What should be done about the carbon built up in our engine?
We recommend performing an engine oil flush with additives. Our Bluechem Premium Oil Service does just that. It breaks down those carbon deposits to a molecular level, encapsulates them, and suspends them in the oil. Then, when the oil is drained, it will flush out with the old oil. Other brands claim to do the same, but all they do is soften the carbon, allowing it to sluff off into the bottom of the oil pan. When the oil is drained, some of that carbon sludge comes out with the old oil. The rest remains in the bottom of your oil pan. It’s not ideal, and you can do much better with the Bluechem.
Does Bluechem Work?
I can tell you, I was a doubter. I do not believe in snake oil, and I really had a hard time believing the claims it made. We set up a trial at our shop and had Head of Operations for Bluechem U.S. demonstrate their product. We used my personal vehicle, which I drive on a daily basis. I am very familiar with how it drives & feels. We added 2 products, Bluechem Oil System Cleaner & Fuel System Cleaner. Bluechem not only believes that cleaning the sludge build up is important, but cleaning the carbon deposits in your combustion chambers is also crucial. This too is another source of carbon created by the engine and can end up in the oil. We drove my car for 15 minutes, came back, and drained the oil. Out came a stream of black oil, no clumps, in a steady flow. Even towards the end of the drain, we did not get a slow drip of thick oil. Instead, it was a slick quick drip of very liquid oil. We continued with the engine oil service, changing the filter and added the correct oil for my vehicle, Total Quartz 5/40 Full Synthetic.

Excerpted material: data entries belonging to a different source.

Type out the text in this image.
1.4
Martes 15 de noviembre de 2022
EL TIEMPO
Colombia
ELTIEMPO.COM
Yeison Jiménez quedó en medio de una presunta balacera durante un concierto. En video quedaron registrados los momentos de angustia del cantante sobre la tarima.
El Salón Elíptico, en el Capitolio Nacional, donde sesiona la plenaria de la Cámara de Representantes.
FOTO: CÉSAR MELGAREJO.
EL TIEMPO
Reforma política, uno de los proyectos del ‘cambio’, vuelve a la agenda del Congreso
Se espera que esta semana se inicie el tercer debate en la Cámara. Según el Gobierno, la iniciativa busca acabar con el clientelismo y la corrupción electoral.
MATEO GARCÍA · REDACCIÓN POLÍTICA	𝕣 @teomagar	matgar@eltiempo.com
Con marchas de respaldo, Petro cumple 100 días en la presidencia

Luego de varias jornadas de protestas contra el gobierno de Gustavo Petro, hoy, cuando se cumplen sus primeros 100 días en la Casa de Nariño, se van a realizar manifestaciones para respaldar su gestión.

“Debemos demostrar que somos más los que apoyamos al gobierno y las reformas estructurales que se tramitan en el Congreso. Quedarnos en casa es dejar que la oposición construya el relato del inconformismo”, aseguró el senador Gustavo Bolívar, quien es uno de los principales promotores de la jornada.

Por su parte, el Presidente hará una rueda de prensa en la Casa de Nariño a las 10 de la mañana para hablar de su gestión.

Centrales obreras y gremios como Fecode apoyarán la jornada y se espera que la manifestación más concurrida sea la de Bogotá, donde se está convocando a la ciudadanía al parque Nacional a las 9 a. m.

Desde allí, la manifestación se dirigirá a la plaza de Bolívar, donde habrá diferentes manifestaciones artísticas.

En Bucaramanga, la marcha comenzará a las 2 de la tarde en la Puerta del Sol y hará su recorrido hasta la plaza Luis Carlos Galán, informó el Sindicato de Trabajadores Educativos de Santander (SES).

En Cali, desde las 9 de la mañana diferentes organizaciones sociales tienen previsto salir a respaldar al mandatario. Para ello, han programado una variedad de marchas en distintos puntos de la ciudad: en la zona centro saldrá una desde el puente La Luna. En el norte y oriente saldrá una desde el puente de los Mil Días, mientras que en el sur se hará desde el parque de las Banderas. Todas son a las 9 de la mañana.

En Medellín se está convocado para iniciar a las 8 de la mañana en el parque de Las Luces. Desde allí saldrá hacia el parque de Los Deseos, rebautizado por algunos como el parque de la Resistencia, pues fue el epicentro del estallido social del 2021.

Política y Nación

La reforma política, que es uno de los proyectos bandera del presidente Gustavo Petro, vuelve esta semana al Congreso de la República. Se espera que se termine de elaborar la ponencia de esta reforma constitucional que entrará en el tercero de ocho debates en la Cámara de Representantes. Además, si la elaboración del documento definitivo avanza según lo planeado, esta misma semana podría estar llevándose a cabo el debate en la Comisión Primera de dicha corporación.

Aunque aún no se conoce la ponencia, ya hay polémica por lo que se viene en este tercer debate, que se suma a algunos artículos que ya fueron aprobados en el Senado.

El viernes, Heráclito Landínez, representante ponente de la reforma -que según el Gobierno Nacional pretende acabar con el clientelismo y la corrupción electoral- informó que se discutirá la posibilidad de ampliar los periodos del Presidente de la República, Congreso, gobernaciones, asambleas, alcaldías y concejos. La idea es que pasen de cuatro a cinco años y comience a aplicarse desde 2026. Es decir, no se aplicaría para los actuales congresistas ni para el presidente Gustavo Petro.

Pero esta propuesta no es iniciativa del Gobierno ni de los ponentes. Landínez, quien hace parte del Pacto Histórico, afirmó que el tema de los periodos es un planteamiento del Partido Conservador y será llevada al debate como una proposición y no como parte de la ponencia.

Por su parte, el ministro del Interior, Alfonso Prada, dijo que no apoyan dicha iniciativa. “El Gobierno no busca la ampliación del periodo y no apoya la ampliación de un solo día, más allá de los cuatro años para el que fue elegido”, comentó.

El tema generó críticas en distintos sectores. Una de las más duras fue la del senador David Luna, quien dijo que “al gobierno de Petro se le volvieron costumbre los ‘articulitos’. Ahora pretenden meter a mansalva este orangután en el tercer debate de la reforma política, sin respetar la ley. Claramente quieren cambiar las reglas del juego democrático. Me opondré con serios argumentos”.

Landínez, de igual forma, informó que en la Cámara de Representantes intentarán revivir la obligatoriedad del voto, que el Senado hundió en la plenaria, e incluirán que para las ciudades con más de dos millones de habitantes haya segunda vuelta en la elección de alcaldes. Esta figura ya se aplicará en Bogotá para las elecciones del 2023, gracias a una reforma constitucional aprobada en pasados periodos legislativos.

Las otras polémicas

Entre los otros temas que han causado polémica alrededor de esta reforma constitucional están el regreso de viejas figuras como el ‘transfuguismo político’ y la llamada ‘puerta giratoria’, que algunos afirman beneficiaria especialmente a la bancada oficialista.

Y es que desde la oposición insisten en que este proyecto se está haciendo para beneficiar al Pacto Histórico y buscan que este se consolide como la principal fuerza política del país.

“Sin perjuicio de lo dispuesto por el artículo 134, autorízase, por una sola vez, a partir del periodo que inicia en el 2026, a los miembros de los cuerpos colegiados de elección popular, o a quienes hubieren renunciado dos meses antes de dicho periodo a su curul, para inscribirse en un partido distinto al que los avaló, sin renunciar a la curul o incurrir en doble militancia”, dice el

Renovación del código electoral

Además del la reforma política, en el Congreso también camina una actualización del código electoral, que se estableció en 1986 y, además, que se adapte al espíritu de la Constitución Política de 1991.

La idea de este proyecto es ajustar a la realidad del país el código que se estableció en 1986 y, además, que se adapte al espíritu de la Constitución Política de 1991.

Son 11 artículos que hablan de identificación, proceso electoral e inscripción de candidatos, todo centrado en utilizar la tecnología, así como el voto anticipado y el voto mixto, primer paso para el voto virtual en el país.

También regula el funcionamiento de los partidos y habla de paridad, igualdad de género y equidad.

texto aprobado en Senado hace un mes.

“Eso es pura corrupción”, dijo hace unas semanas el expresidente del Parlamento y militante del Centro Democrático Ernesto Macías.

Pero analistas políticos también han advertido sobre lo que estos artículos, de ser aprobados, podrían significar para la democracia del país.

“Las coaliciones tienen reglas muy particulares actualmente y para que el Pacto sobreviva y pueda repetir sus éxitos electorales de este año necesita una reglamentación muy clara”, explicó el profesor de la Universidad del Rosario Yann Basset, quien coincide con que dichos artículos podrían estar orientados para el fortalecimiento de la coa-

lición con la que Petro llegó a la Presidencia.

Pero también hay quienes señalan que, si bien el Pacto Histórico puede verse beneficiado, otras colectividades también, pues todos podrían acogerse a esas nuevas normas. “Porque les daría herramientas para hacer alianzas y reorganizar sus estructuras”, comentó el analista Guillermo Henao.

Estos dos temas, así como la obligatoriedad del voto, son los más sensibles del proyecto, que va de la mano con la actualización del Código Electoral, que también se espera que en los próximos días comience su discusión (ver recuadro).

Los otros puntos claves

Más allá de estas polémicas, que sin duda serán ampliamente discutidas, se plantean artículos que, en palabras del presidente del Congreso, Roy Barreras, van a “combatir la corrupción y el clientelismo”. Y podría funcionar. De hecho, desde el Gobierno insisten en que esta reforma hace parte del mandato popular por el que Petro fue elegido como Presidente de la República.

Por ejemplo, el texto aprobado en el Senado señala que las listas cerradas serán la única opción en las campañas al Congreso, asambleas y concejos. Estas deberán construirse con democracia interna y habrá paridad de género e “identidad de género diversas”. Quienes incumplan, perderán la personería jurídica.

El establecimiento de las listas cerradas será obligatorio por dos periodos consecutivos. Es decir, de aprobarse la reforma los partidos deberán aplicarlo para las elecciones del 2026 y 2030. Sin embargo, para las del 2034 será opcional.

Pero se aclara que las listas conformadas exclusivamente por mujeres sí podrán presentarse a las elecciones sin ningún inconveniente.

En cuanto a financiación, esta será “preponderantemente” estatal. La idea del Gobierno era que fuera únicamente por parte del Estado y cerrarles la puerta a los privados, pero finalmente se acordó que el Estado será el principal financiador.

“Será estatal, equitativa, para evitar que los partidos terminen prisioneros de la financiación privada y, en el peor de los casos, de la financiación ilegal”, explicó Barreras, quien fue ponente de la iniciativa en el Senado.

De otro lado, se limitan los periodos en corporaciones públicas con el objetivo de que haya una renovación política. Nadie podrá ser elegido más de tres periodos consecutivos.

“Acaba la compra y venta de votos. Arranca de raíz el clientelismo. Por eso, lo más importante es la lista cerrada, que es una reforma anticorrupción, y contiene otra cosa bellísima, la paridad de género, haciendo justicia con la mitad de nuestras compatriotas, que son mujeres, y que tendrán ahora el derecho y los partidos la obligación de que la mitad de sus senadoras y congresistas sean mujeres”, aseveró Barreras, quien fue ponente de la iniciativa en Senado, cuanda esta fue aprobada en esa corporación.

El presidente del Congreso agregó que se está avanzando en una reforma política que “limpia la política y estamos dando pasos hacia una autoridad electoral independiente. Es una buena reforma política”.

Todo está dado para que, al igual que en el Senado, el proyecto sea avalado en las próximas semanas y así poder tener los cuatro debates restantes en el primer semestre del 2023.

Now came the proof I needed in order to sell this product. I got into my car and drove it, not believing I would not notice any difference. Instantly I noticed the engine was quieter, and seemed smoother. During the road test I even thought my engine had stalled, but instead, it was running so smooth & quiet that it almost didn’t feel like it was still running. Again, this is a car I drive on a daily basis so I know how it drove. At that point I believed. I was confident that this is a product was one I could stand behind. Bluechem doesn’t claim to increase or improve your engine’s performance and efficiency. Instead the only claim they make is it will help restore your engine back to it’s original performance and efficiency.
We recommend splitting those manufactures recommended oil change intervals in half, especially if you are having to add oil or your oil level is low between oil changes. We also recommend flushing the sludge, carbon deposits and contaminants with a product like Bluechem. Doing these things will help restore your vehicle’s efficiency, performance, and increase the lifespan of your engine.